A friend recently asked me whether it matters if a physician is board certified in his or her specialty. For those of you who don’t know, the medical profession is governed by both a national and state medical board. In order to practice medicine, physicians must have a state license and a national certificate showing they have passed all the three steps of the United States Medical Licensing Examination. Once they are fully licensed general physicians, they typically obtain board certification in their specialty. Their specialty may be something broad, such as general family practice, internal medicine, or general surgery, or they may go on for further training to get subspecialty certification, such as in plastic surgery or cardiology. Essentially, at every step of their training, physicians need to pass an exam that says that they are competent according to national standards in that field. Board certification exists to ensure that there is a minimum standard practice among physicians in a specialty.

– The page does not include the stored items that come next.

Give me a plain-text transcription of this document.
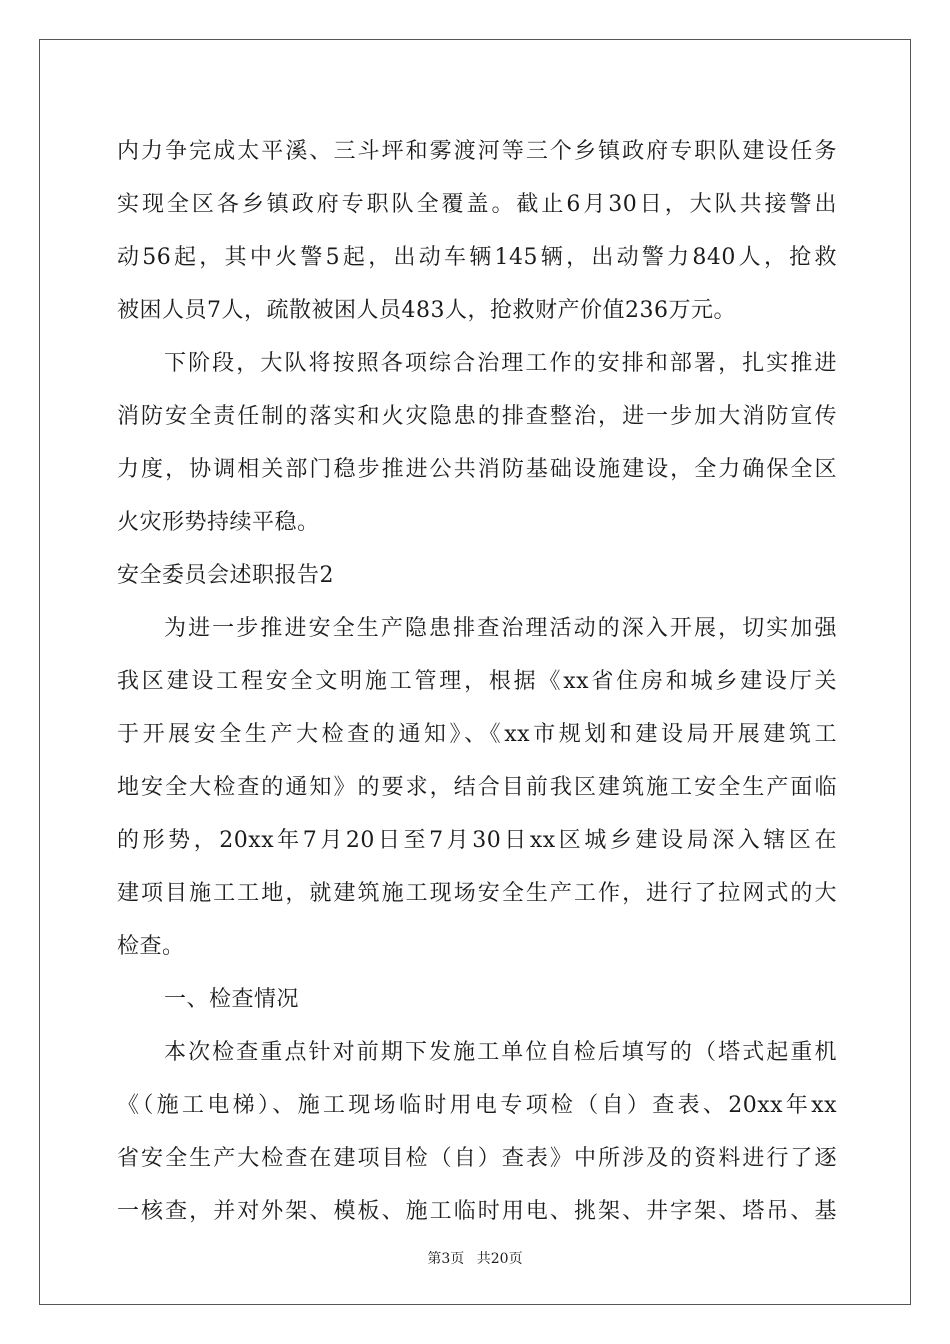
内力争完成太平溪、三斗坪和雾渡河等三个乡镇政府专职队建设任务
实现全区各乡镇政府专职队全覆盖。截止6月30日，大队共接警出
动56起，其中火警5起，出动车辆145辆，出动警力840人，抢救
被困人员7人，疏散被困人员483人，抢救财产价值236万元。
下阶段，大队将按照各项综合治理工作的安排和部署，扎实推进
消防安全责任制的落实和火灾隐患的排查整治，进一步加大消防宣传
力度，协调相关部门稳步推进公共消防基础设施建设，全力确保全区
火灾形势持续平稳。
安全委员会述职报告2
为进一步推进安全生产隐患排查治理活动的深入开展，切实加强
我区建设工程安全文明施工管理，根据《xx省住房和城乡建设厅关
于开展安全生产大检查的通知》、《xx市规划和建设局开展建筑工
地安全大检查的通知》的要求，结合目前我区建筑施工安全生产面临
的形势，20xx年7月20日至7月30日xx区城乡建设局深入辖区在
建项目施工工地，就建筑施工现场安全生产工作，进行了拉网式的大
检查。
一、检查情况
本次检查重点针对前期下发施工单位自检后填写的（塔式起重机
《（施工电梯）、施工现场临时用电专项检（自）查表、20xx年xx
省安全生产大检查在建项目检（自）查表》中所涉及的资料进行了逐
一核查，并对外架、模板、施工临时用电、挑架、井字架、塔吊、基
第3页 共20页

There are many physicians who do not have board certification in their specialty. This does not mean that they cannot practice medicine or their specialization. It may mean that they will have a difficult time gaining privileges at hospitals. It may also mean that the discerning patient may choose to go to someone who is more qualified. But, typically, it only matters if there is a complication or the patient is not satisfied with his or her outcome. If there is a lawsuit, it is likely that someone who practices a certain specialty without having the appropriate certification would be more exposed than someone who does have all the certifications.
One example of this is the notorious plastic surgeon on Dr. 90210, Dr. Robert Rey. I cannot confirm this, but I have read several articles that indicate he is not board certified, and he has been quoted as saying that he simply was too busy to get board certified. It does not surprise me that patients continue to flock to Dr. Rey for this services. Given his notoriety and fame from television, patients seeking a doctor to the stars will happily pay for his services.
From an economic point-of-view, this illustrates something very powerful in medicine – that reputation and business-savvy can trump qualifications. You do not have to be the best doctor or care provider in order to have a busy practice. It is well known in the medical community that, if you really want to find out whether a doctor or surgeon is good, you need to ask the key personnel who work with many doctors. For example, surgical scrub technicians know which surgeons have the best hands and the best intra-operative judgment. The average person watching Dr. 90210 does not know whether Dr. Rey is good or bad at what he does. He gains his reputation from the patients shown on television, his good looks, and the fact that he has his own TV show.
It makes me wonder why we have board certifications, after all, if the general public does not care much about it. Physicians in medicine seem to be chasing their tails getting more and more qualified, but perhaps this is all a futile endeavor.